Identifiés dans un audio enregistré à leur insu, les policiers de la Brav-M ayant menacé et humilié sept jeunes interpellés à Paris, fin mars, ont plaidé "la fatigue physique et morale" après une longue journée de maintien de l'ordre. Dans la nuit du 20 au 21 mars, leur équipage, la "Brav Mike 4", est en opération dans le IIIe arrondissement de la capitale.
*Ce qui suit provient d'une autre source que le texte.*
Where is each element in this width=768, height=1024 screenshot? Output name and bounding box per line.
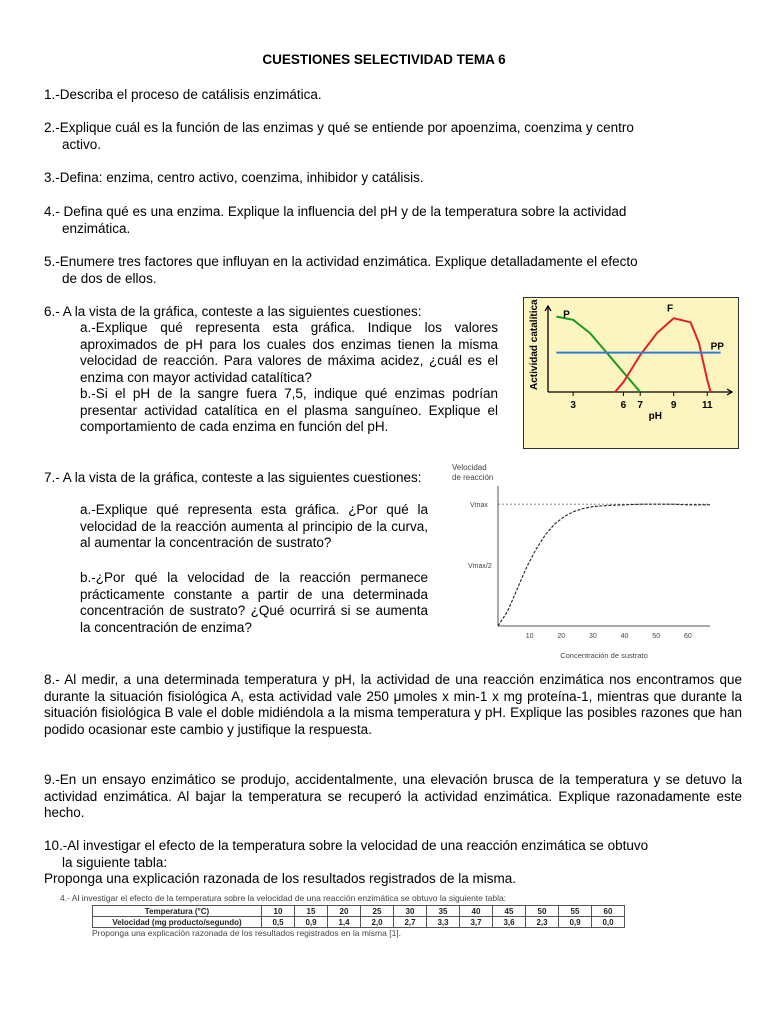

Depuis l'adoption de la réforme des retraites par l'article 49.3, les rues de la capitale sont le théâtre de cortèges sauvages avec des incendies de poubelles et des rues obstruées par des barricades de fortune.
Sur les indications d'un capitaine de police, un équipage de la Brigade de répression de l'action violente motorisée (Brav-M) interpelle un groupe de sept jeunes soupçonnés d'avoir pris part aux dégradations et les regroupe à l'angle des rues du Béarn et des Minimes. C'est à cet instant que l'un des interpellés enregistre discrètement les policiers. L'audio, révélé le 24 mars par Le Monde et Loopsider, suscite un tollé et débouche sur l'ouverture de deux enquêtes, administrative et judiciaire, confiées à l'Inspection générale de la police nationale (IGPN). Avant d'être entendus par la "police des polices", les policiers mis en cause ont rédigé des rapports à leur hiérarchie, consultés par l'AFP, dans lesquels ils livrent leur version des faits.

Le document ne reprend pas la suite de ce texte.